Lilianne Lacroix LA PRESSE

Pour qui aime l'histoire, il y a notamment le Bouillon de Godefroy, le Tournai de Clovis et Childéric et évidemment, le Waterloo de Napoléon. Devenue capitale de l'Europe, Bruxelles héberge de grandes institutions comme le Parlement européen et nous permet d'explorer l'histoire contemporaine.

 

Amoureux de chocolat et «bièrophiles» pourraient passer des mois à arpenter le pays.... Une boutique de chocolats vous fait de l'oeil à tous les coins de rue. À Bruges, un fascinant musée vous amène sur les traces de son histoire, de ses moules et recettes... Quant à la bière, c'est une religion belge avec ses règles codifiées: une bière avec sa forme de verre, sa température et une façon de verser pour que le collet soit juste parfait... Pour ne pas faire les choses à moitié, on commande une carbonade flamande cuite à la bière évidemment.

Autour de la BD

Le pèlerinage Tintin, qui commence par le célèbre marché aux puces des Marolles où il a trouvé la fameuse Licorne attire de nombreux adeptes... Gaston Lagaffe, les Schtroumpfs... quelle que soit votre BD chouchou, vous pouvez, dans ce paradis du dessin, vous lancer sur les traces de votre auteur préféré ou de ses personnages.

Réconciliation chocolatée

Pour quiconque trippe sociologie, l'exploration de l'antagonisme linguistique français-flamand ressemble à quelque chose que l'on connaît bien de ce côté de l'Atlantique. Ça vous amènera du pays flamand en Wallonie en passant par les deux Louvain qui symbolisent un quasi-divorce entre les communautés. Incapables de s'entendre, francophones et néerlandophones s'y sont séparés en 1972, les premiers allant créer la ville et l'Université de Louvain-la-Neuve tandis que l'Université catholique de Louvain devenait la KUL (Katholieke Universiteit Leuven).
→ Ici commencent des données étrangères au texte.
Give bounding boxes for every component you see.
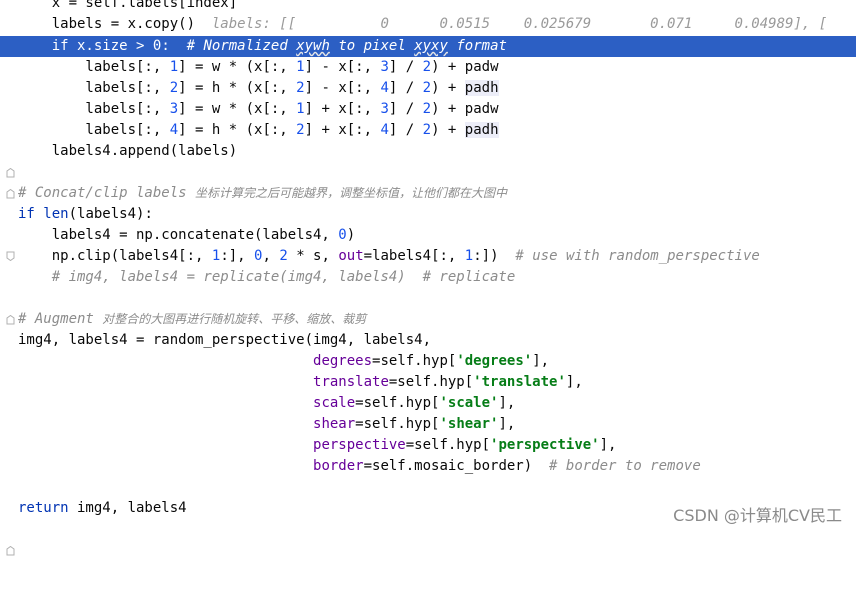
code-line[interactable]: labels[:, 3] = w * (x[:, 1] + x[:, 3] / … (0, 99, 856, 120)
code-line[interactable]: x = self.labels[index] (0, 0, 856, 14)
comment: # use with random_perspective (515, 248, 760, 264)
fold-end-icon[interactable] (6, 273, 15, 325)
code-line[interactable]: labels4 = np.concatenate(labels4, 0) (0, 225, 856, 246)
named-arg: degrees (313, 353, 373, 369)
code-text: img4, labels4 = random_perspective(img4,… (18, 332, 432, 348)
code-line[interactable]: shear=self.hyp['shear'], (0, 414, 856, 435)
comment: # Augment (18, 311, 103, 327)
named-arg: shear (313, 416, 356, 432)
code-line[interactable]: labels = x.copy() labels: [[ 0 0.0515 0.… (0, 14, 856, 35)
comment-chinese: 对整合的大图再进行随机旋转、平移、缩放、裁剪 (102, 312, 367, 326)
identifier-highlighted: padh (464, 80, 499, 96)
code-line[interactable]: labels[:, 4] = h * (x[:, 2] + x[:, 4] / … (0, 120, 856, 178)
comment: # border to remove (549, 458, 701, 474)
comment: # Normalized xywh to pixel xyxy format (186, 38, 507, 54)
code-line-current[interactable]: if x.size > 0: # Normalized xywh to pixe… (0, 36, 856, 93)
named-arg: perspective (313, 437, 406, 453)
comment-chinese: 坐标计算完之后可能越界，调整坐标值，让他们都在大图中 (195, 186, 508, 200)
code-line[interactable]: labels[:, 1] = w * (x[:, 1] - x[:, 3] / … (0, 57, 856, 78)
code-line[interactable]: # Concat/clip labels 坐标计算完之后可能越界，调整坐标值，让… (0, 183, 856, 204)
csdn-watermark: CSDN @计算机CV民工 (673, 506, 842, 525)
code-line[interactable]: labels4.append(labels) (0, 141, 856, 199)
named-arg: out (338, 248, 364, 264)
named-arg: scale (313, 395, 356, 411)
code-line[interactable]: img4, labels4 = random_perspective(img4,… (0, 330, 856, 351)
keyword: if (51, 38, 69, 54)
identifier-highlighted: padh (464, 122, 499, 138)
comment: # img4, labels4 = replicate(img4, labels… (18, 269, 516, 285)
fold-end-icon[interactable] (6, 504, 15, 556)
fold-start-icon[interactable] (6, 209, 15, 261)
string-literal: 'translate' (473, 374, 566, 390)
code-line[interactable]: if len(labels4): (0, 204, 856, 261)
keyword: if (18, 206, 35, 222)
named-arg: border (313, 458, 364, 474)
identifier: padw (464, 101, 499, 117)
inline-debug-hint: labels: [[ 0 0.0515 0.025679 0.071 0.049… (195, 16, 828, 32)
code-text: labels = x.copy() (18, 16, 196, 32)
code-line[interactable]: # Augment 对整合的大图再进行随机旋转、平移、缩放、裁剪 (0, 309, 856, 330)
code-line[interactable]: # img4, labels4 = replicate(img4, labels… (0, 267, 856, 325)
code-text: labels4.append(labels) (18, 143, 238, 159)
fold-end-icon[interactable] (6, 147, 15, 199)
code-line[interactable]: translate=self.hyp['translate'], (0, 372, 856, 393)
string-literal: 'degrees' (456, 353, 533, 369)
string-literal: 'perspective' (490, 437, 600, 453)
string-literal: 'scale' (439, 395, 499, 411)
comment: # Concat/clip labels (18, 185, 196, 201)
string-literal: 'shear' (439, 416, 499, 432)
code-line[interactable]: scale=self.hyp['scale'], (0, 393, 856, 414)
keyword: return (18, 500, 69, 516)
code-line[interactable]: border=self.mosaic_border) # border to r… (0, 456, 856, 477)
breakpoint-marker-icon[interactable] (6, 41, 15, 93)
code-line[interactable]: perspective=self.hyp['perspective'], (0, 435, 856, 456)
named-arg: translate (313, 374, 389, 390)
builtin-function: len (43, 206, 69, 222)
code-line[interactable]: labels[:, 2] = h * (x[:, 2] - x[:, 4] / … (0, 78, 856, 99)
code-line[interactable]: np.clip(labels4[:, 1:], 0, 2 * s, out=la… (0, 246, 856, 267)
identifier: padw (464, 59, 499, 75)
fold-end-icon[interactable] (6, 126, 15, 178)
code-editor[interactable]: x = self.labels[index] labels = x.copy()… (0, 0, 856, 556)
code-text: x = self.labels[index] (18, 0, 238, 11)
code-line[interactable]: degrees=self.hyp['degrees'], (0, 351, 856, 372)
En forme d'espoir, un gourmet-gourmand veut réconcilier les opposants et souder son pays autour... du chocolat. Ainsi est née la Maison des maîtres chocolatiers qui regroupe, sur la Grand-Place de Bruxelles, cinq maîtres flamands et cinq maîtres wallon. «J'adore mon pays, déclare Philippe Luypaert. J'ai voulu démontrer que Flamands et Wallons peuvent s'entendre. Créateur de convivialité, le chocolat peut être non seulement un symbole mais aussi le meilleur ambassadeur de bonne entente.»

Sur les traces de Brel

Flamand ou francophone, le Belge se sent toujours minoritaire, disait Brel. Le Wallon parce qu'il a longtemps été le Newfie des Français, les Flamands, pourtant majoritaires, parce qu'ils se sont longtemps sentis traités de haut par les Wallons.
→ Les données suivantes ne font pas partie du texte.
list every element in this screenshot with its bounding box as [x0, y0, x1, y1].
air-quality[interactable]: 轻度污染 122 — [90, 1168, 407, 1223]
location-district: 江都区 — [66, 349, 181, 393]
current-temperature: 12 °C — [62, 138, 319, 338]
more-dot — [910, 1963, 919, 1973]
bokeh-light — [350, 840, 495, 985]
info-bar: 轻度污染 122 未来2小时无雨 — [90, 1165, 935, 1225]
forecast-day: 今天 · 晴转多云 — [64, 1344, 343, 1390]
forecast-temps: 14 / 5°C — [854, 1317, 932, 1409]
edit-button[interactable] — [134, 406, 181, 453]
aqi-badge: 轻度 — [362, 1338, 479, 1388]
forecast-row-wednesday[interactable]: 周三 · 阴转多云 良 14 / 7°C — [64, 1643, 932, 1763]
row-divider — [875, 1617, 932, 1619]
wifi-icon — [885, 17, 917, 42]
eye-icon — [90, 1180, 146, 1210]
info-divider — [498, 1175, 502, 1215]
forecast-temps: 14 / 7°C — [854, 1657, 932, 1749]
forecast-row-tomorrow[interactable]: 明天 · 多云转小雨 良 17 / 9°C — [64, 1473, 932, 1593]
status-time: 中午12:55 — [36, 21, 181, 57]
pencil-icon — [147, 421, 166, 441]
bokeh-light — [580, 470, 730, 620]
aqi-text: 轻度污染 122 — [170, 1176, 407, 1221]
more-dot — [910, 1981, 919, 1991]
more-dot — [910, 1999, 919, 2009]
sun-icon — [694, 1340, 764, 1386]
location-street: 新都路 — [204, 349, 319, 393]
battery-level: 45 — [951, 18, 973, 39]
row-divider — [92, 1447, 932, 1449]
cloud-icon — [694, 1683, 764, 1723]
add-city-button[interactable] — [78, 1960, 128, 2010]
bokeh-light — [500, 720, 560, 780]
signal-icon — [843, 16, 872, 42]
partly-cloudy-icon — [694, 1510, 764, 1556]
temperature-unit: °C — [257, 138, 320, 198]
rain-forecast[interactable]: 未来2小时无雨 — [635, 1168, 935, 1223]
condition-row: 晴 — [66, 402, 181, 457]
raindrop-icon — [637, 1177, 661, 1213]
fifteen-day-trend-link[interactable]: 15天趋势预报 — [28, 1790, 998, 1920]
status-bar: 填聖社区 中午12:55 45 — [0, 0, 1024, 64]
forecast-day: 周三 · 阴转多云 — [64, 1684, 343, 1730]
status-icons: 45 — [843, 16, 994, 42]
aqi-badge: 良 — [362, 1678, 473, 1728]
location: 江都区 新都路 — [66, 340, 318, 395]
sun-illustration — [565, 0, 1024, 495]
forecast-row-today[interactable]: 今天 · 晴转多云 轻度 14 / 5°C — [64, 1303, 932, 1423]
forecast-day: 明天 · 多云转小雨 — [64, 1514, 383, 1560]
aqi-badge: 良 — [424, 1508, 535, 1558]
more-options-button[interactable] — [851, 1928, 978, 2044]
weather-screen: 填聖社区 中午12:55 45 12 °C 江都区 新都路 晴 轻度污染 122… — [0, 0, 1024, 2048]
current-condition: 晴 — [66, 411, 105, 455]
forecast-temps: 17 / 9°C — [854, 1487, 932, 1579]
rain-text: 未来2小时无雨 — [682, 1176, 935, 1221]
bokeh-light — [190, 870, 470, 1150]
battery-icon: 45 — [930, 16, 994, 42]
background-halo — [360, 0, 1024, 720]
Évidemment, il y a Brel. J'ai toujours adoré Brel, pas au point de faire un pèlerinage mais assez pour succomber aux clins d'oeil, d'abord au Café de la mort subite (à la sortie des Galeries Saint-Hubert) qui n'a pas changé d'un poil depuis qu'il le fréquentait. La serveuse vous y fera une dissertation sur votre bière. Et gare à ceux qui, comme mes voisins américains, commandent une Gueuze en s'étonnant qu'on la serve «tablette». Tout près, les éditions Jacques Brel font maintenant oeuvre de musée. On l'y entend reprendre le vieil accent bruxellois qui avait tant choqué à la sortie des Bonbons. Puis, heureux hasard, un changement d'hôtel m'a amenée à Schaerbeek, son quartier natal. Charmant et à peu près ignoré des touristes. Partout dans le «plat pays qui est le sien», on retrouve la trace du Grand Jacques.

Si nos pères viennent de France, les Belges, à cause de leur histoire, à cause de la France si proche et qui prend tant de place, semblent des frères. C'est ce qu'on sentira dans leur accueil et leur humour. Où ailleurs aurait-on eu l'idée saugrenue de créer un Musée de la frite et d'ériger en héros un p'tit gars qui pisse?